Au-delà des instituts d'études ou des organisations non spécialisées, de nombreux cabinets de conseils ou de formateurs indépendants proposent une expertise spécialement centrée sur le fait religieux. "Il en existe pléthore. Mais très peu ont une réelle connaissance à la fois du monde de l'entreprise et du principe de laïcité. Il faut faire attention aux diplômes, à l'expérience", selon Guy Trollier.

"Le problème, dans ce secteur, c'est que tous les conseillers et les formateurs ont un parti pris de départ", ajoute Omero Marongiu-Perria, sociologue spécialiste de l'Islam (Université catholique de Louvain, IESR) et lui-même formateur. "Moi-même, je suis davantage pour dire qu'un salarié qui exécute la majorité de sa vie dans son entreprise doit pouvoir légitimement exercer un certain nombre de choses liées à son culte, comme aller prier ou se recueillir un moment pendant une pause par exemple. D'autres formateurs vont au contraire tout faire pour favoriser la neutralité religieuse et le rejet des demandes à caractères religieux", poursuit Omero Marongiu-Perria.

" Les managers aussi sont une source d'information ! "

Côté prix, les journées de formation dans le domaine de la diversité ou de la lutte contre les discriminations sont aujourd'hui facturées entre 600 et 1.500 euros. Pour obtenir un "label" "Responsabilité sociétale des entreprises" (RSE) ou "diversité" reconnu, cela peut même coûter des dizaines de milliers d'euros. Mais il n'existe pas de prix de marché fixe dans le domaine précis du fait religieux. Plusieurs cabinets privées, comme Astrées, Les entreprises dans la citée ou In Agora commencent toutefois à se faire un nom dans le secteur. Des associations, comme Grandir ensemble, la plus connue, proposent aussi des conseils et des formations.

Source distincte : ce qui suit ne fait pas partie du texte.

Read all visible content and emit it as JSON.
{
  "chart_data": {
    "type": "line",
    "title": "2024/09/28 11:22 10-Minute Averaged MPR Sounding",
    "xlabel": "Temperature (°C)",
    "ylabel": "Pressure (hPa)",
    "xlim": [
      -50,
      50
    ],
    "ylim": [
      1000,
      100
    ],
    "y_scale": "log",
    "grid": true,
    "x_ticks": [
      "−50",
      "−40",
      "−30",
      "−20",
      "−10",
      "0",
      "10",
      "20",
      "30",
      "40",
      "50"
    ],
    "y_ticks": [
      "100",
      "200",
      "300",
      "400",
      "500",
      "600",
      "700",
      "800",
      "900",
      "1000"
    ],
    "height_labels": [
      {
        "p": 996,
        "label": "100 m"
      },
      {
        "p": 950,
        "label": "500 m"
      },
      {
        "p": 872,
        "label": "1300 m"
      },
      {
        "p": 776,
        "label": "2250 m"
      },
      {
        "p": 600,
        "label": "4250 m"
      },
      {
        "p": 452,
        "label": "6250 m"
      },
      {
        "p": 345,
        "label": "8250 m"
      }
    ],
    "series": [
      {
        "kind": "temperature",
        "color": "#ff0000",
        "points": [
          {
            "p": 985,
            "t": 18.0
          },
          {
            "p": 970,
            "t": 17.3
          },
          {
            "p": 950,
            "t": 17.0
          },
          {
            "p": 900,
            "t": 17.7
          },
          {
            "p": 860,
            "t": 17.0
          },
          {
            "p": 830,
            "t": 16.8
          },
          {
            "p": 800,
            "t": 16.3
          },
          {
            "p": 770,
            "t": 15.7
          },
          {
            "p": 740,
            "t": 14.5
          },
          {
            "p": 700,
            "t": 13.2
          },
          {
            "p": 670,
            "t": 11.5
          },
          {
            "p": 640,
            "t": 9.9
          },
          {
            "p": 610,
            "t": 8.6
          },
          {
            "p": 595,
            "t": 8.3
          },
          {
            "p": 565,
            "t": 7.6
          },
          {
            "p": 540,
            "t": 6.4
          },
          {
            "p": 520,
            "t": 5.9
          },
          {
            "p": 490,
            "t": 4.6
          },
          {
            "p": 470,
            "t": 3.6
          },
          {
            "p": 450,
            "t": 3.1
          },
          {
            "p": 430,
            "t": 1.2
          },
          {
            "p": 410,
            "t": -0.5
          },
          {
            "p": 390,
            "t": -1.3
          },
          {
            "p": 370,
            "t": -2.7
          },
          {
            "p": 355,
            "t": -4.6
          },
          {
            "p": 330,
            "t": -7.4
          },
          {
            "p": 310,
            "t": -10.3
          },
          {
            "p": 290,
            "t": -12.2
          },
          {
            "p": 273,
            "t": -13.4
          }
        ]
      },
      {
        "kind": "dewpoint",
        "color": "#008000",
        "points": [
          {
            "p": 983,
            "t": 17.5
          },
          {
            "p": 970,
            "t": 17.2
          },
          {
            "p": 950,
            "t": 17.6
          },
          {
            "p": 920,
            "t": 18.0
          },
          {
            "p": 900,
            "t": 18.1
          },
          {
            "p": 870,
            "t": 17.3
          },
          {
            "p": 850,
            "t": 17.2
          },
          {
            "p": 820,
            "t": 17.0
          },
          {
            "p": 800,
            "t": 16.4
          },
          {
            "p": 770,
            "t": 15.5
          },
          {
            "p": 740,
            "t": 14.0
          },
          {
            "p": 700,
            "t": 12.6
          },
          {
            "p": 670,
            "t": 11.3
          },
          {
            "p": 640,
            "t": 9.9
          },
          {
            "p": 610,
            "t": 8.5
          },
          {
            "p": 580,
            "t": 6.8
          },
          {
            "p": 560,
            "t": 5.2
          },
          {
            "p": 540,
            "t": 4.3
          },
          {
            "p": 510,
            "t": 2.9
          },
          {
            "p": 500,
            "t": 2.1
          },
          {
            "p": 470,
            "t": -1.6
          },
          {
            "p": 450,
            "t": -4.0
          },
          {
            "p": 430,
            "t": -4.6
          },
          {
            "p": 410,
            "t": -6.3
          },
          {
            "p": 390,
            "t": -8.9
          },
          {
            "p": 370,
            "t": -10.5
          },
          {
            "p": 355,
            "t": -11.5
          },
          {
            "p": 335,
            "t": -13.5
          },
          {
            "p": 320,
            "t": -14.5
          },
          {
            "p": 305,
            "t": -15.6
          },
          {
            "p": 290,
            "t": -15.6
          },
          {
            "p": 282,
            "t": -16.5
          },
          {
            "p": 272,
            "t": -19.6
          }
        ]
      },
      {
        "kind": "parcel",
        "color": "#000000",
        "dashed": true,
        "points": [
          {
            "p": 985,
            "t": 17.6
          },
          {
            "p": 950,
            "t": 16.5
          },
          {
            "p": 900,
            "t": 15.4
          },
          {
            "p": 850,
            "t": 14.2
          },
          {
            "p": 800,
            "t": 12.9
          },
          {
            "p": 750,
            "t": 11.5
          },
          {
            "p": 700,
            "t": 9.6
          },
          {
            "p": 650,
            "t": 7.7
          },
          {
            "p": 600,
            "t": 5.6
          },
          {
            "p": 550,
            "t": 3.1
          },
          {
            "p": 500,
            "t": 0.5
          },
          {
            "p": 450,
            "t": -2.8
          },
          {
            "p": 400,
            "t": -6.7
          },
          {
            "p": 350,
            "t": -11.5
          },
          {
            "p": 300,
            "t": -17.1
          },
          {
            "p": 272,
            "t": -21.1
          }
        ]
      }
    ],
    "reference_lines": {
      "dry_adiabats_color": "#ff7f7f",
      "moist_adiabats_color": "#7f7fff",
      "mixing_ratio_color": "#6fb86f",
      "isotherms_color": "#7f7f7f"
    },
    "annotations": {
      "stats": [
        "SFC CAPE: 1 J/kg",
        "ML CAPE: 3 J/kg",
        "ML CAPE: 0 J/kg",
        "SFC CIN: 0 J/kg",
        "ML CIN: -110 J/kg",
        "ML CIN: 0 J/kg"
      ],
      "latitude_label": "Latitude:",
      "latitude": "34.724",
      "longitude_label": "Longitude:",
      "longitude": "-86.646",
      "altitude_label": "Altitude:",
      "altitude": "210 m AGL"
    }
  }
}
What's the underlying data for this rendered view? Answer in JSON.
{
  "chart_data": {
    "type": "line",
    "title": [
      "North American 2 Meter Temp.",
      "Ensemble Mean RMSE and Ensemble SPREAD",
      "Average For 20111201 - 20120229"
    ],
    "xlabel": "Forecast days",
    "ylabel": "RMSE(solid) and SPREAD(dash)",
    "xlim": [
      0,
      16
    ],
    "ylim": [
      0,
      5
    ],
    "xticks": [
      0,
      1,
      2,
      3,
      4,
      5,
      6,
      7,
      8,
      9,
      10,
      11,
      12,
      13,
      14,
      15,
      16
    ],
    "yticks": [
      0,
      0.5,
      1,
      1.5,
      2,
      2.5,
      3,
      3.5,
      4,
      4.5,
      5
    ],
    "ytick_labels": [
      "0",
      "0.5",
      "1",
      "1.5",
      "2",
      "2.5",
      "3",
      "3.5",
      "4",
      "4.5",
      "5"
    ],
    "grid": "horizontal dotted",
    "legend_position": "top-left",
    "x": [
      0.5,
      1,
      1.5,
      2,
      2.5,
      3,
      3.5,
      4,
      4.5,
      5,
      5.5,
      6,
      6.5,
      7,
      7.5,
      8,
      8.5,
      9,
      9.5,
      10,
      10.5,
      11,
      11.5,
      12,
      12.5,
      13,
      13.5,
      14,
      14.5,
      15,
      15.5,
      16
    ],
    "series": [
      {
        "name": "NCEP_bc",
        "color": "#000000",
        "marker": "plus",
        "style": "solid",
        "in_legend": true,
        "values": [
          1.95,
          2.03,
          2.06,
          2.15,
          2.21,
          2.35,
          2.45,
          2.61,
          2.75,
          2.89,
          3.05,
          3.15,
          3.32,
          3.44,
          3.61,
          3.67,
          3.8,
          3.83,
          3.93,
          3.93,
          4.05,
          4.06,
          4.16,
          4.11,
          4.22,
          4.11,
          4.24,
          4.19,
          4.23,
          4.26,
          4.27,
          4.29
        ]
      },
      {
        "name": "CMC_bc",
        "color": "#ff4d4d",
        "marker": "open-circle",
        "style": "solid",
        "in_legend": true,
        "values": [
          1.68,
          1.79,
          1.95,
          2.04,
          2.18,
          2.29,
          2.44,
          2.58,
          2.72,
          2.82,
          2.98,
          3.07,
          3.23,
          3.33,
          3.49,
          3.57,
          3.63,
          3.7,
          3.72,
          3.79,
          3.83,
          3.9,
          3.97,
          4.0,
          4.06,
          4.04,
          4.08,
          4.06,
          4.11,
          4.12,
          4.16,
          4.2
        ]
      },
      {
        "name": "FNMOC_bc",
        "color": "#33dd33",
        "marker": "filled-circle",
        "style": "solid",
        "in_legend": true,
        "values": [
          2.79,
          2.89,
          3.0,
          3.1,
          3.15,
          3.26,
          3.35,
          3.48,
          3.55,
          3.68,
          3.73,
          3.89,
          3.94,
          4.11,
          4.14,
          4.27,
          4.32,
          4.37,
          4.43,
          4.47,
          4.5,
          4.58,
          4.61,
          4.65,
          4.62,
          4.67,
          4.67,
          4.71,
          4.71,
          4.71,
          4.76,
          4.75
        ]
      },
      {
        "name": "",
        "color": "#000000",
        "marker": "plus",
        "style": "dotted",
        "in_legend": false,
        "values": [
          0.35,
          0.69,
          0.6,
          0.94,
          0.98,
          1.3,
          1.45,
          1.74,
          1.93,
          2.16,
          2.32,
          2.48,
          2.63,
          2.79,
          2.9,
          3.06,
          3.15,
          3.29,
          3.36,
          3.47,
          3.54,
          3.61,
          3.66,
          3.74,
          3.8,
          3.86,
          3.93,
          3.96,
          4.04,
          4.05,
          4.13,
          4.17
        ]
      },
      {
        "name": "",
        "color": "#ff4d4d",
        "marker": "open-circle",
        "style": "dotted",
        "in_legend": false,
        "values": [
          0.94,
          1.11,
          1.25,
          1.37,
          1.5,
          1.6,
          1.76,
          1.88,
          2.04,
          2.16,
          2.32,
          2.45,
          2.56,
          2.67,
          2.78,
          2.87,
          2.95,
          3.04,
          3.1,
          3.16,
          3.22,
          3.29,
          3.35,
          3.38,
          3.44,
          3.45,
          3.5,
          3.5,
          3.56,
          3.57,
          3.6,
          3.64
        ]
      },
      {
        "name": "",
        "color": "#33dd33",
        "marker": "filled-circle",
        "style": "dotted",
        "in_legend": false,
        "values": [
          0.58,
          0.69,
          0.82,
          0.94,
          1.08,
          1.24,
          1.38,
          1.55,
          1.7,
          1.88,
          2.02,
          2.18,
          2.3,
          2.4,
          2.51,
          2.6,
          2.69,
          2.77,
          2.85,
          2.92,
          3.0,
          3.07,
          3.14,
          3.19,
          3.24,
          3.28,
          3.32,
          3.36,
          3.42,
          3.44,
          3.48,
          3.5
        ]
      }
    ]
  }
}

Convivencia, une entreprise sociale (pas d'actionnaires, plafonnement des salaires etc.) liée à l'association Coexister (une association qui milite pour le dialogue inter-religieux), à qui elle reverse tous ses bénéfices, a également développé une expertise en la matière.

Pour s'y retrouver, chez Randstad, on conseille aux entreprises de se renseigner auprès de plusieurs cabinets avant de faire un choix. "Le prix n'est pas tellement l'enjeu, cela ne coûte pas plus cher qu'une formation à la diversité ou à l'éthique. Il faut surtout regarder l'historique de leurs actions, leurs références, leur méthodologie", avance Laurent Morestain. "Ces conseillers peuvent apporter une vraie aide. Pour aider le chef d'entreprise à se positionner. Mais aussi pour former les managers. Au bout d'un moment, les managers doivent pouvoir se dire : ce sujet, je ne le maîtrise pas, et j'ai besoin d'aide pour mettre en place un environnement qui évitera les conflits", développe le secrétaire générale de Randstad France.

Selon Randstad, d'ailleurs, la première personne vers laquelle un chef d'entreprise doit se tourner se trouve … dans leur entreprise. "Les managers aussi sont une source d'information ! Il ne faut pas que les chefs d'entreprises oublient de consulter leur hiérarchie intermédiaire. Les managers connaissent le terrain, et ils sont souvent plus au courant des situations que les patrons", insiste Laurent Morestain. Or, selon l'enquête Randstad, un manager sur deux n'est pas consulté par les chefs d'entreprise lors de la gestion du fait religieux.